Photos fill the walls of Allison Moorer’s home, reflecting both “terror” and the comfort of nostalgia. Music was embedded from birth into Allison and Shelby Lynne, and so was a prayer that Allison repeated over and over each night,

“God, please don't let Daddy hurt Mama,” Moorer vividly recites. Franklin Moorer seemed to be a doting dad, in portraits but possessed a mean streak and a drinking problem that overtook his virtues.

One day, when Allison fell from a horse she was riding with Shelby, the father struck his eldest daughter with a blow to the face, blaming her for the normal childhood accident.

Like millions of other abused sons and daughters, Moorer questions how she's supposed to feel like she's "worth anything” after beatings that become almost routine from a father.

Lynn (Laura Lynn) Moorer left Franklin Moorer with her teenage daughters in 1986 but, on August 12 of that year, the greatest horror imaginable happened. Allison Moorer woke to the gunshots, as her father shot their mother, and then himself. Shelby was standing in the front yard amidst the scene. The beatings stopped, but not the overwhelming hurt.

Love and little boys

“The tragedy colors everything,” confesses Moorer, making the good moments “a bit bittersweet.” Still, there are gifts that Allison Moorer and her sister take with them. “She never, ever let me believe that I was not loved,” assures the singer, who still has the early recordings of mother and daughters singing together. “She is the reason that I'm okay.

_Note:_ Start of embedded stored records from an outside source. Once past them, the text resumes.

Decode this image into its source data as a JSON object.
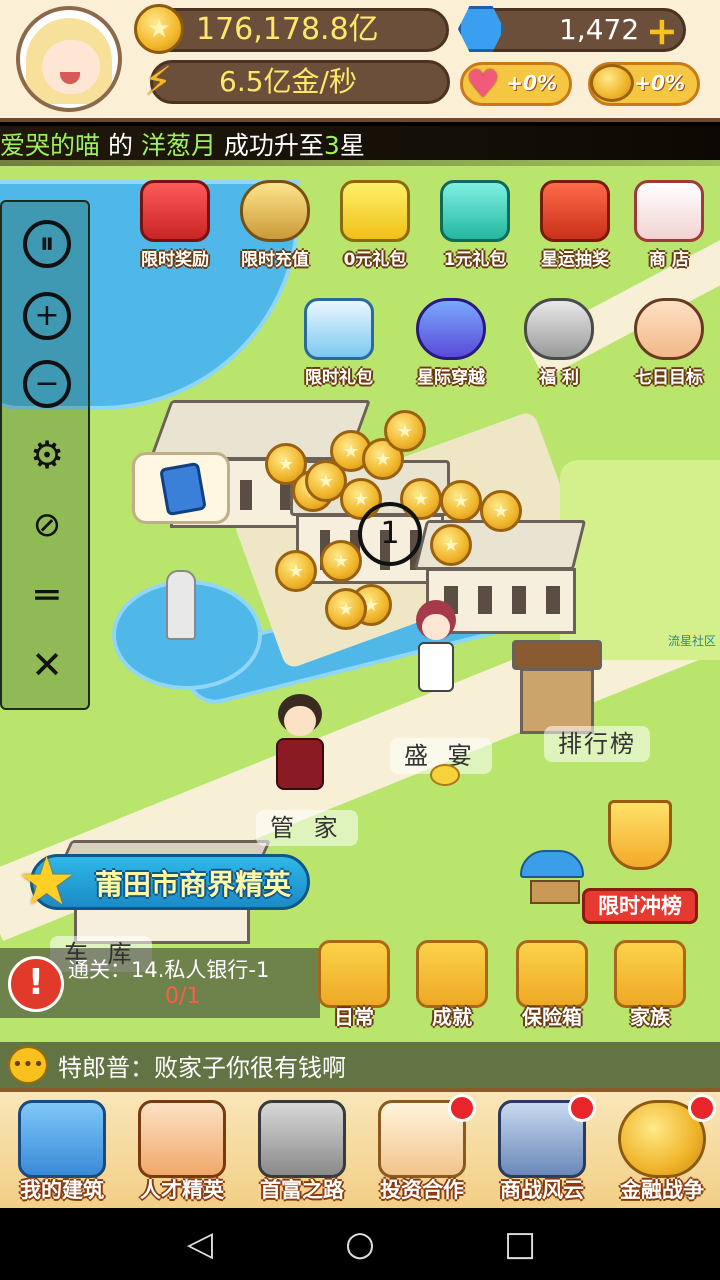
{
  "hud": {
    "gold_amount": "176,178.8亿",
    "income_rate": "6.5亿金/秒",
    "gems": "1,472",
    "buff_hearts": "+0%",
    "buff_coins": "+0%"
  },
  "broadcast": {
    "player": "爱哭的喵",
    "de": "的",
    "target": "洋葱月",
    "action": "成功升至",
    "level": "3",
    "unit": "星"
  },
  "features": [
    {
      "label": "限时奖励",
      "icon": "gift-box-icon"
    },
    {
      "label": "限时充值",
      "icon": "hourglass-icon"
    },
    {
      "label": "0元礼包",
      "icon": "gem-chest-icon"
    },
    {
      "label": "1元礼包",
      "icon": "gift-bag-icon"
    },
    {
      "label": "星运抽奖",
      "icon": "lottery-box-icon"
    },
    {
      "label": "商 店",
      "icon": "shop-icon"
    },
    {
      "label": "限时礼包",
      "icon": "timed-gift-icon"
    },
    {
      "label": "星际穿越",
      "icon": "ufo-planet-icon"
    },
    {
      "label": "福 利",
      "icon": "treasure-pot-icon"
    },
    {
      "label": "七日目标",
      "icon": "boss-avatar-icon"
    }
  ],
  "map": {
    "label_banquet": "盛 宴",
    "label_ranking": "排行榜",
    "label_butler": "管 家",
    "label_garage": "车 库",
    "watermark": "流星社区",
    "coin_count_marker": "1"
  },
  "title_banner": "莆田市商界精英",
  "quest": {
    "title": "通关：14.私人银行-1",
    "progress": "0/1"
  },
  "side_buttons": [
    {
      "label": "日常"
    },
    {
      "label": "成就"
    },
    {
      "label": "保险箱"
    },
    {
      "label": "家族"
    }
  ],
  "trophy_label": "限时冲榜",
  "chat": {
    "message": "特郎普：败家子你很有钱啊"
  },
  "bottom_nav": [
    {
      "label": "我的建筑",
      "badge": false
    },
    {
      "label": "人才精英",
      "badge": false
    },
    {
      "label": "首富之路",
      "badge": false
    },
    {
      "label": "投资合作",
      "badge": true
    },
    {
      "label": "商战风云",
      "badge": true
    },
    {
      "label": "金融战争",
      "badge": true
    }
  ]
}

She is the reason my sister is okay.”

Walking their road as “not belonging to anyone in this world” has not been easy for Allison and Shelby Lynne. “We've always belonged to each other,” Moorer confirms.

Both artists have achieved more than musical success. Moorer first signed with MCA Nashville in 1997, and her song, “A Soft Place to Fall,” was featured in Robert Redford's “The Horse Whisperer.” The song was nominated for an Oscar as Best Song, and Allison Moorer performed the song she co-wrote Gwil Owen on the 1999 Academy Awards broadcast. Moorer is also known for her recording of “Picture” for the radio version with Kid Rock. Many fans feel that Allison outshines the Sheryl Crow rendition.

Her album, “Nightlight,” released this year, serves as a musical accompaniment to her memoir.

Shelby Lynne’s self-titled 1999 debut album earned the artist a Grammy as Best New Artist and she followed up with an ACM award for New Female Vocalist of the Year. Performances have never stopped for Lynne, who founded her own record label, Everso, and recorded the album “Tears, Lies, and Alibis” along with two more. The older sister is highly sought after for her contralto voice and has been featured with a myriad of country superstars in addition to her solo success. When the sisters sing together, family harmony is unmistakable.

Life can bring lessons in the most unexpected ways. The birth of Allison Moorer's son, John Henry, brought an overwhelming joy and healing which the songwriter could never have imagined.

“Time, investigation, willingness and having a little boy,” brought Allison to a point of “nothing but love” for her father. Getting to that juncture is difficult to explain, but experiencing her own motherly joys of boyhood somehow helped her to understand that her father, too, was once a little boy, who never sought to be remembered as a murderer.

John Henry is autistic and Allison Moorer knows that she will have to explain the story of his grandparents one day. She can only immerse him in love for now and describe that grandma and grandpa were “troubled and beautiful like we all are.”